Growing up in Augusta, we had one of those gas grills that was basically built in to the patio (gas line run underground to the grill). I can remember that rusted-out grill like it was yesterday - the heavenly smells, the beckoning smoke - my dad picking off little bits of burnt meat that had stuck to the grill and throwing it on the ground for the dog, or calling for my mother to bring the hose so he could douse out a big flame-up. Good times.
Anyway, the best thing my dad would cook on that old gasser was his "famous" hot wings. He would cook them low and slow and they would be crispy, tender, and man o man you couldn't eat less than 10.
The magic of the Egg has now brought perfection to an old family favorite.
The old man's recipe starts with what some would probably call a controversial step: parboiling.

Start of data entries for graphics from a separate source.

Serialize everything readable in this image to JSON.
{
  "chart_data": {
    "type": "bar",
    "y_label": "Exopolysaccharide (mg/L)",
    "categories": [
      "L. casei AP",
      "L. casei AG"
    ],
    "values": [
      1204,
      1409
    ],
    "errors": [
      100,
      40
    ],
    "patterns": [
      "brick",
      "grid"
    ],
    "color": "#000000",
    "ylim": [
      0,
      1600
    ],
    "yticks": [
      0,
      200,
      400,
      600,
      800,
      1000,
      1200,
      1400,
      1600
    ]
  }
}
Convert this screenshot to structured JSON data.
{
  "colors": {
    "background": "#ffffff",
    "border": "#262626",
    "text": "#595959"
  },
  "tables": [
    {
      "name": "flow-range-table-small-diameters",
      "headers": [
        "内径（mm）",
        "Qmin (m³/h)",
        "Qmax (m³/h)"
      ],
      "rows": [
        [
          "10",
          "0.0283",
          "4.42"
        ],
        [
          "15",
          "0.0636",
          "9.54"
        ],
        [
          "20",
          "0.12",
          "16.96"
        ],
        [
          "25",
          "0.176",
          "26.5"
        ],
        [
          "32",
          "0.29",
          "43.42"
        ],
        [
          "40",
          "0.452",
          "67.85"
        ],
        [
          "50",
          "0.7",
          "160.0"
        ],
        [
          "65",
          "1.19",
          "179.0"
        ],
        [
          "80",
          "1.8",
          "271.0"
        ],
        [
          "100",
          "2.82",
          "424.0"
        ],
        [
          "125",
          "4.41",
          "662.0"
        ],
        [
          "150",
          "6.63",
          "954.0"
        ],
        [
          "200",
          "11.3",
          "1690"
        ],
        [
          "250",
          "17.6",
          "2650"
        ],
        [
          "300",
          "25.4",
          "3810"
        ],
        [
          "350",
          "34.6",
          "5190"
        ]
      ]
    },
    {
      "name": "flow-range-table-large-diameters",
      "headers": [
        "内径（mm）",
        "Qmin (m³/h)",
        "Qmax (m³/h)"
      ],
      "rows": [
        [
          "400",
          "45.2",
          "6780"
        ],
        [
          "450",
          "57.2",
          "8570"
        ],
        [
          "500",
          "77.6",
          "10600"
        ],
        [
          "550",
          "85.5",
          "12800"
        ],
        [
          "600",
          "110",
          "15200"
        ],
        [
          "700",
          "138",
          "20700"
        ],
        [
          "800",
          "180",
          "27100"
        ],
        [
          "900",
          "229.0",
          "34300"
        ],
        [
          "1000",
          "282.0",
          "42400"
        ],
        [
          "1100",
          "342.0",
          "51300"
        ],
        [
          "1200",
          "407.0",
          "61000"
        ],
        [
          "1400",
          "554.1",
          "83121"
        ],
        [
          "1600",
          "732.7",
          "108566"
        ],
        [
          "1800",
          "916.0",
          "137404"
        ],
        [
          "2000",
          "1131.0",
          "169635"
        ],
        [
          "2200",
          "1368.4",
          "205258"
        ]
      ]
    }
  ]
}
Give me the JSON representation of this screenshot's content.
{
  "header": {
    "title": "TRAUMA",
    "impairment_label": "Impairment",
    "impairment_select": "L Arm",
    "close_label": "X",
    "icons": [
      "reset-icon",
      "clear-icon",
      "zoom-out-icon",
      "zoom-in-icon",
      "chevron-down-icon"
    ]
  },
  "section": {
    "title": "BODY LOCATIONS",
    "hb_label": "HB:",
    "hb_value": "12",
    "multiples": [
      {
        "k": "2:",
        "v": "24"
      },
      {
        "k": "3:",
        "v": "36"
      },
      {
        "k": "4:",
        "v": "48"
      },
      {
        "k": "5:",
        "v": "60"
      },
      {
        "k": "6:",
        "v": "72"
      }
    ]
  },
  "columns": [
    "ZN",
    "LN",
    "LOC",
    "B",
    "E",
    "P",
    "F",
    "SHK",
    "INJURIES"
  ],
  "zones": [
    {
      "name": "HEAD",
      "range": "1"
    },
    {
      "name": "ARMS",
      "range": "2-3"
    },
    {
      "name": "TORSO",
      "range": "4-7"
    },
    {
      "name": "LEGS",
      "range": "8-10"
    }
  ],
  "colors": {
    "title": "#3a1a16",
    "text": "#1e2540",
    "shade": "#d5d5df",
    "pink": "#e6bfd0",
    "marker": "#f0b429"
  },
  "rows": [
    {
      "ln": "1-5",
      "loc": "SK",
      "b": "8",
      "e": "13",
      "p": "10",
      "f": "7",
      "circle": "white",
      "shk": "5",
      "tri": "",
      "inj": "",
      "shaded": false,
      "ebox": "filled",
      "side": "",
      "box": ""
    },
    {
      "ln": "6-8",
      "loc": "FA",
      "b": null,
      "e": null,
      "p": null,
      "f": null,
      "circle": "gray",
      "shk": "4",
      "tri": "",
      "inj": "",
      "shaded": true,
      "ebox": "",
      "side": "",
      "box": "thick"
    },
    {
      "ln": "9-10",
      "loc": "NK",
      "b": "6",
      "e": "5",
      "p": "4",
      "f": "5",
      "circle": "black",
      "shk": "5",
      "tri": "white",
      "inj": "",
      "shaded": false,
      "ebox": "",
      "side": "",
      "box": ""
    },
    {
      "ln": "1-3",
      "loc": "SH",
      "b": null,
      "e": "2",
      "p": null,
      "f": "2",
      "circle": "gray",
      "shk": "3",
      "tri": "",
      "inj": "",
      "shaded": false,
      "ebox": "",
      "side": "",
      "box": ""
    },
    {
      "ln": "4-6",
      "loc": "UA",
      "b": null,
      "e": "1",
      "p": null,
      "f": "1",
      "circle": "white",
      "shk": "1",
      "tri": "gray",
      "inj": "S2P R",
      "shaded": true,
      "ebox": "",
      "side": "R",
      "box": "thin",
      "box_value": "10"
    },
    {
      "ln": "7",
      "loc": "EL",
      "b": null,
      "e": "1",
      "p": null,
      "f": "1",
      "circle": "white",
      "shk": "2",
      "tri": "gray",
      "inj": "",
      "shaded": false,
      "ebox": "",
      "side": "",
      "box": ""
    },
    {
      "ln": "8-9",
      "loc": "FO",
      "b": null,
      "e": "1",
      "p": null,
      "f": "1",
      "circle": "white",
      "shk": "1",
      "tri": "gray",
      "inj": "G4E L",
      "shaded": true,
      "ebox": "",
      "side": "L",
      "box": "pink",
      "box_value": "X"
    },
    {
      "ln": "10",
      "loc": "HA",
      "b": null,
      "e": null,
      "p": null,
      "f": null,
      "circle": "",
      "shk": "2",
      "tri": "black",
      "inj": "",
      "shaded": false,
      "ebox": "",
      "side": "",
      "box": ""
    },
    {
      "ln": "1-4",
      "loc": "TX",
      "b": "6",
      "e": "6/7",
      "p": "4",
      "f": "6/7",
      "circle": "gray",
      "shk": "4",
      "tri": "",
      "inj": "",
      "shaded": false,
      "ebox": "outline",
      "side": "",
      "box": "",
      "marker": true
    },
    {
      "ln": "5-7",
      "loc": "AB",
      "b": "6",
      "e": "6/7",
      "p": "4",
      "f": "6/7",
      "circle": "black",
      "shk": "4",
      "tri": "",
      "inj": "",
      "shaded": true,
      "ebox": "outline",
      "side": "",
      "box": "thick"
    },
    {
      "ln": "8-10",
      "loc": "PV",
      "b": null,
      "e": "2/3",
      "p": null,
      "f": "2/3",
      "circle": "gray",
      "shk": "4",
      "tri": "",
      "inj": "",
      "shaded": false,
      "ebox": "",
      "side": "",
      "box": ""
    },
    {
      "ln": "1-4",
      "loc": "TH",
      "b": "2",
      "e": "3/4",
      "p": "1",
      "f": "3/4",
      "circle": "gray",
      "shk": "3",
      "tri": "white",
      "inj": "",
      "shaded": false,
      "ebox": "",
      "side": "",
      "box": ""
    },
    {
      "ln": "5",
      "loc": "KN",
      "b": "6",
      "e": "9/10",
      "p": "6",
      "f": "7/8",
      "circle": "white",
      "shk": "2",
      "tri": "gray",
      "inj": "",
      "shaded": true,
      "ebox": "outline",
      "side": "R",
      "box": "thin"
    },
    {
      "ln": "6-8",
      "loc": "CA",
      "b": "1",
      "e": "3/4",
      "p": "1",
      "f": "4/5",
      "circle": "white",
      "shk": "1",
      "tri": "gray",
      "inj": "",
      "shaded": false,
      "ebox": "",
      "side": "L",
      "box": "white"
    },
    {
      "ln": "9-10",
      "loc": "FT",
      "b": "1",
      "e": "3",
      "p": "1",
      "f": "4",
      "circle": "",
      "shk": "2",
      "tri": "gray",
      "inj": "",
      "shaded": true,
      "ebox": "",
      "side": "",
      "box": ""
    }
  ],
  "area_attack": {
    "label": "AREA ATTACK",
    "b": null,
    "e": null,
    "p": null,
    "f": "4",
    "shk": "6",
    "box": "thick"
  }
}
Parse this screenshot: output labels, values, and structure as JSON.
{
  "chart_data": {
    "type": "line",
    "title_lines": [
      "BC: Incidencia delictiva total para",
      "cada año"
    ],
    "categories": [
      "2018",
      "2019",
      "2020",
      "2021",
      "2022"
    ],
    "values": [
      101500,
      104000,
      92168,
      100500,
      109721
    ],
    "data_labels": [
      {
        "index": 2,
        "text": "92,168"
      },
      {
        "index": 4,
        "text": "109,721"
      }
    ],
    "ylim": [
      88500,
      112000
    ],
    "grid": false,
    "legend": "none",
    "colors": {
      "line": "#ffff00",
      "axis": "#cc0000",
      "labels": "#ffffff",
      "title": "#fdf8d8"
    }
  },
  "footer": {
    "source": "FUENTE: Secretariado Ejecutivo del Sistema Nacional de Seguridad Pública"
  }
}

My dad swears by it, though, and his wings always get devoured with much fanfare, so I'm not gonna challenge a good thing. So, find yourself a large pot, sort of like this one:

Fill that sucker with enough apple cider vinegar to cover all your wings (this recipe makes about 50 wings), add 2 tablespoons of kosher salt and 1-1/2 tablespoons of freshly ground black pepper. Bring the vinegar with the wings in it to a boil and then let simmer for about 10 minutes. Remove the wings and place on a tray or tinfoil like so:

First start out by shaking Louisiana hot sauce all over the wings - give them a good coating (maybe half a bottle for 50 wings). Now what makes these wings so good is lemon pepper. Get some good lemon pepper and sprinkle very generously all over the wings. Add to that a light coating with kosher salt and freshly ground black pepper. Flip all of the wings over, and repeat the process, starting with the Louisiana hot sauce (the second side should empty the bottle).
Now to the Egg! Put your platesetter in feet-up with a drip pan in the middle. When doing 50+ wings on a Large, you will need to use your grid extender so that you have two levels of cooking. If you can fit all of the wings on the main cooking grid, then do so. We usually let these suckers go for at least 3 hours at 250-275 dome temp, spritzing with a mixture of apple juice and apple cider vinegar and sprinkling with more lemon pepper every half hour after the first hour. At the 1.5 hour mark or so, we flip all of the wings. If we're using a double decker setup, we move all of the wings on the top cooking level to the bottom, and vice-versa.
After about 3 hours you should notice that the wings are just starting to crisp up. When you notice this (it may not be exactly at 3 hours), kick your Egg temp up to about 325-350 and let it ride for another 15 minutes to half hour, or until the wings are finished to your desired crispiness. You may want to keep an eye on the internal temp so you don't dry them out - this is the tricky part (we dried out some of them at Eggtoberfest) - it just takes practice I guess, and a Thermapen doesn't hurt either.

I assure you that these wings will be a huge hit. If done correctly, they will be crispy on the outside, moist on the inside, and pull-off-the-bone tender.